The first jabs may take place before Christmas if everything goes smoothly.
However, there are huge logistical challenges to overcome – not least the need to store the vaccine at minus 80C, something beyond your local GP surgery.
Will it offer lasting protection?
It is impossible to know and we will find the answer only by waiting.
If immunity does not last then it may be necessary to have a vaccine every year, in the same way as for flu.
The data did not show whether protection from Covid-19 was the same in all age groups. However, earlier studies did suggest young and old people could produce an immune response.
There will also be some people – such as those with a weak immune system – who will not be able to have the vaccine.
Could the vaccine have long-term health effects?

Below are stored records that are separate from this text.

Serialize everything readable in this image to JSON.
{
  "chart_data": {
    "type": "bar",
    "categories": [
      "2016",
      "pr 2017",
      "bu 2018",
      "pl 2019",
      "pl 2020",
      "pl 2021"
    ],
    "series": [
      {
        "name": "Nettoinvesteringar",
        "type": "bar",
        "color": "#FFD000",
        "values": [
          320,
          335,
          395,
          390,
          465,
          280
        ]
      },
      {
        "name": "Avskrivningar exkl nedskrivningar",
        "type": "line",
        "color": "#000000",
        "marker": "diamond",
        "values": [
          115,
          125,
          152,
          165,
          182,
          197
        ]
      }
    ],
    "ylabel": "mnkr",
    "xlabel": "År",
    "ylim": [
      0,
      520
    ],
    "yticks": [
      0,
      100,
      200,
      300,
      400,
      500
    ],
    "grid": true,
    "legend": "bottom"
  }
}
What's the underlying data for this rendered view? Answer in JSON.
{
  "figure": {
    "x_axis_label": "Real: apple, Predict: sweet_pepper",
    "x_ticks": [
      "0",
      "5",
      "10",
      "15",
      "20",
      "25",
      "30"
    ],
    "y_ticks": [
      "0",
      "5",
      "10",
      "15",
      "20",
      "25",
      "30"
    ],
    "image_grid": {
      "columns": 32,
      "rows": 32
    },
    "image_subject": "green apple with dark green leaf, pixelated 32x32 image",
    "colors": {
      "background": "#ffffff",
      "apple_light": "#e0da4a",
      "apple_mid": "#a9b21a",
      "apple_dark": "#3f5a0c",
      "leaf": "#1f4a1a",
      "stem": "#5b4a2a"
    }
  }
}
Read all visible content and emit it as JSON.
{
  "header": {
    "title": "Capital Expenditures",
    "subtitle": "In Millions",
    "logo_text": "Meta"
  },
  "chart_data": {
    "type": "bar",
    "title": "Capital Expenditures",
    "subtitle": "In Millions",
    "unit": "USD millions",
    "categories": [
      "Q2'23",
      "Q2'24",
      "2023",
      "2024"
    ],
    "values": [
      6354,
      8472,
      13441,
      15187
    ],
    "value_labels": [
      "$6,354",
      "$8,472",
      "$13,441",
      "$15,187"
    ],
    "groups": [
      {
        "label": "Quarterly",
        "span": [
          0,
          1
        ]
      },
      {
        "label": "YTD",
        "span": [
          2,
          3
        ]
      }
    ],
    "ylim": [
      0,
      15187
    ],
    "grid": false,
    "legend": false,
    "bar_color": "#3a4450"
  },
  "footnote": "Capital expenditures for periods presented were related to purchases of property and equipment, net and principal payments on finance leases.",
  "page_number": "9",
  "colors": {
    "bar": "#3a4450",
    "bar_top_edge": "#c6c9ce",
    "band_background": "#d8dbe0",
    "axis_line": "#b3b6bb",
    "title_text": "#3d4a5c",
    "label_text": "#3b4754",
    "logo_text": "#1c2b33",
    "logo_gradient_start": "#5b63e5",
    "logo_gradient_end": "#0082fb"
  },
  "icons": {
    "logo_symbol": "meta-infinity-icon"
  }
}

Nothing in medicine is 100% safe – even something we take without thinking, like paracetamol, poses risks.
The data so far is reassuring – trials on 43,500 people discovered no safety concerns, although mild side effects have been reported.
If there were highly dangerous and common consequences of this vaccination, they should have become apparent.
However, rarer side effects may emerge as millions of people are immunised.
Will it mean we don’t need lockdown?
Hopefully yes, but not for some time.
If enough people are immune then the virus would stop spreading and we would not need other measures for controlling the virus.
The challenge, however, is getting from now to that point.
There is still the monumental challenge of manufacturing enough vaccine and actually getting it into people. It is all going to take time and we need something to control the virus until then.
So, testing, lockdowns, social distancing, and mask wearing are going to be a feature of our lives for a while yet.
What if the virus mutates?
Viruses mutate all the time, it’s what they do. The question is, will they mutate in a way that changes their behaviour?
So far there is no sign of that happening, but it is possible that in the future the virus may change so the vaccine becomes less effective.
If that happens, then a new coronavirus vaccine may need to be designed.
This is not unusual. A new flu vaccine is developed each year to try to match the strains of flu that are doing the rounds.
And the RNA vaccine technology is very easy to tweak so this should not be a major problem.
Why can it only be made by Pfizer?
The vaccine has been designed and developed by Pfizer and BioNtech, and they own the intellectual property.
They already have the manufacturing capacity to produce 1.3 billion doses by the end of next year, but could partner with others to increase capacity even further.
What do we still need to know about the vaccine?
The announcement gave us the headline, but there is a still lack of fine detail.
We do not know if the vaccine stops you catching and spreading the virus or just stops you from getting ill. We also don’t know how protective the vaccine is in different age groups.
These will be crucial for understanding how it will be used.
What does this mean for other vaccines?
It is good news. It shows that a coronavirus vaccine is possible, which we didn’t know a couple of days ago.
As many of the vaccines are targeting the same part of the virus – what’s known as the spike protein – it raises hopes they will work too.
There are around a dozen vaccines in the final stages of clinical development.
No vaccine has gone from the drawing board to being proven highly effective in such a short period of time.
We are still waiting for the full data, but these results are even better than people were hoping for. A good flu vaccine protects around half of people, so 90% at the first attempt is a triumph.